Justice Minister Herbert Volney says his plan to retire from the Judiciary and move into politics illegally recorded during a phone conversation with his wife and leaked to the media.
He spoke about it during his contribution to the debate on the wiretapping bill.
"In the run-up to my retirement, I had a private conversation with my boss, the Chief Justice, a private conversation," Volney said.
"I advised the honourable Chief Justice that I was retiring and I would deliver my letter to him for onward transmission to his Excellency the following day I left," he said.
Voney added that on the way home his wife called him a his cellular phone. "When I got home, in the morning I was typing my letter of resignation to his Excellency and I got a call that all my business was in the Express. That was five in the morning," the minister said.
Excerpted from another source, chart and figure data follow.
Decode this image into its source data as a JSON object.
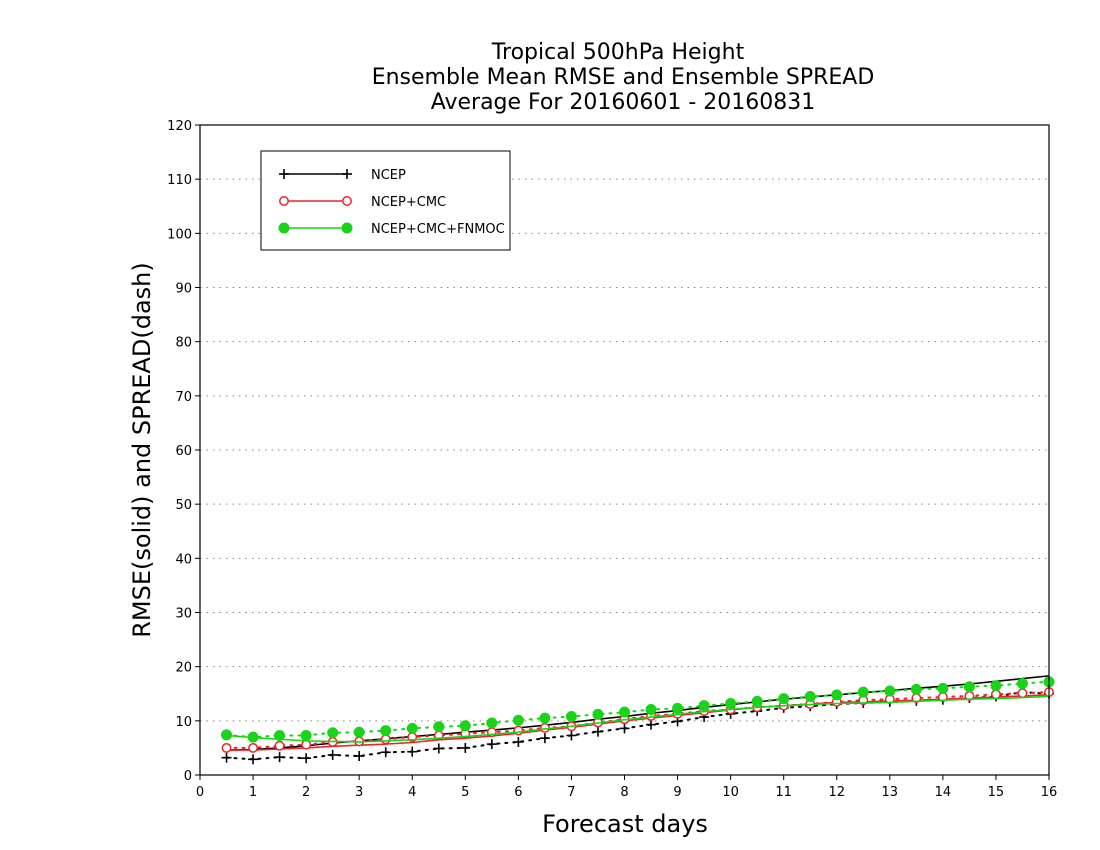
{
  "chart_data": {
    "type": "line",
    "title": [
      "Tropical 500hPa Height",
      "Ensemble Mean RMSE and Ensemble SPREAD",
      "Average For 20160601 - 20160831"
    ],
    "xlabel": "Forecast days",
    "ylabel": "RMSE(solid) and SPREAD(dash)",
    "xlim": [
      0,
      16
    ],
    "ylim": [
      0,
      120
    ],
    "xticks": [
      0,
      1,
      2,
      3,
      4,
      5,
      6,
      7,
      8,
      9,
      10,
      11,
      12,
      13,
      14,
      15,
      16
    ],
    "yticks": [
      0,
      10,
      20,
      30,
      40,
      50,
      60,
      70,
      80,
      90,
      100,
      110,
      120
    ],
    "grid": "horizontal dotted",
    "legend_placement": "top-left",
    "x": [
      0.5,
      1,
      1.5,
      2,
      2.5,
      3,
      3.5,
      4,
      4.5,
      5,
      5.5,
      6,
      6.5,
      7,
      7.5,
      8,
      8.5,
      9,
      9.5,
      10,
      10.5,
      11,
      11.5,
      12,
      12.5,
      13,
      13.5,
      14,
      14.5,
      15,
      15.5,
      16
    ],
    "series": [
      {
        "name": "NCEP",
        "color": "#000000",
        "marker": "plus",
        "rmse": [
          4.6,
          4.7,
          5.0,
          5.4,
          5.9,
          6.3,
          6.7,
          7.1,
          7.5,
          7.9,
          8.3,
          8.7,
          9.2,
          9.7,
          10.3,
          10.8,
          11.4,
          11.9,
          12.5,
          13.0,
          13.5,
          14.0,
          14.4,
          14.8,
          15.2,
          15.6,
          16.0,
          16.4,
          16.8,
          17.3,
          17.8,
          18.3
        ],
        "spread": [
          3.2,
          2.9,
          3.3,
          3.1,
          3.7,
          3.5,
          4.2,
          4.3,
          4.9,
          5.0,
          5.7,
          6.1,
          6.8,
          7.3,
          8.0,
          8.6,
          9.3,
          9.9,
          10.7,
          11.3,
          11.8,
          12.4,
          12.7,
          13.1,
          13.3,
          13.5,
          13.7,
          13.9,
          14.2,
          14.5,
          15.3,
          15.0
        ]
      },
      {
        "name": "NCEP+CMC",
        "color": "#e8252c",
        "marker": "open-circle",
        "rmse": [
          4.6,
          4.6,
          4.8,
          5.0,
          5.3,
          5.5,
          5.7,
          6.0,
          6.5,
          6.8,
          7.2,
          7.7,
          8.3,
          8.8,
          9.4,
          10.0,
          10.5,
          11.0,
          11.5,
          12.0,
          12.5,
          12.8,
          13.1,
          13.4,
          13.5,
          13.7,
          13.8,
          14.0,
          14.2,
          14.4,
          14.6,
          14.8
        ],
        "spread": [
          5.0,
          5.0,
          5.4,
          5.6,
          6.1,
          6.2,
          6.6,
          7.0,
          7.3,
          7.6,
          7.9,
          8.2,
          8.7,
          9.0,
          9.7,
          10.3,
          10.9,
          11.3,
          11.8,
          12.1,
          12.5,
          12.8,
          13.1,
          13.5,
          13.8,
          14.0,
          14.2,
          14.4,
          14.6,
          14.9,
          15.1,
          15.3
        ]
      },
      {
        "name": "NCEP+CMC+FNMOC",
        "color": "#19d419",
        "marker": "filled-circle",
        "rmse": [
          7.3,
          6.9,
          6.6,
          6.3,
          6.2,
          6.1,
          6.3,
          6.5,
          6.8,
          7.1,
          7.5,
          7.9,
          8.5,
          9.0,
          9.6,
          10.2,
          10.7,
          11.2,
          11.7,
          12.1,
          12.5,
          12.8,
          13.0,
          13.2,
          13.3,
          13.4,
          13.6,
          13.8,
          14.0,
          14.1,
          14.3,
          14.5
        ],
        "spread": [
          7.4,
          7.0,
          7.3,
          7.3,
          7.8,
          7.9,
          8.2,
          8.6,
          8.9,
          9.1,
          9.6,
          10.1,
          10.5,
          10.8,
          11.2,
          11.6,
          12.1,
          12.3,
          12.8,
          13.2,
          13.6,
          14.1,
          14.5,
          14.8,
          15.3,
          15.5,
          15.8,
          16.0,
          16.3,
          16.5,
          16.9,
          17.2
        ]
      }
    ]
  }
}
"I am giving you an example of the intrusion on the privacy of citizens' lives in this country," he said.
"So here it is I have to write his Excellency the next day, apologising that my letter of retirement to him had been exposed in the public domain before he had opportunity to read it," Volney said.
"You see, Mr Speaker, I had no connections with criminals other than to put them behind bars. That was my life, but I was a marked man because I felt, Mr Speaker, I had become an enemy of the State because I pointed out to the then government that there were certain changes that needed to be made in the criminal justice system in order for it to put more criminals behind bars. I became marked," he said.
"I was in a lofted office. I had nothing to do with criminals except to put them behind bars, yet my private conversation found itself in the newspaper the following morning.
"How did this happen? It could only have happened, Mr Speaker, by a wiretap. Investigations, as I earlier stated, revealed that that cell had been the subject of interception. That was the PNM way of dealing with their enemies," Volney said.
Volney assured the House of Representatives that the present government is trying to fix that problem with the proposed legislation.
"There is nothing in this bill that law-abiding citizens need to fear, because what it does in simple terms, it places checks and balances upon those who are empowered to intercept persons' private communications," he said.
"And it simply says that a judge of the High Court must authorise, must grant a warrant to an authorised person to allow for the interception of a communication," Volney said.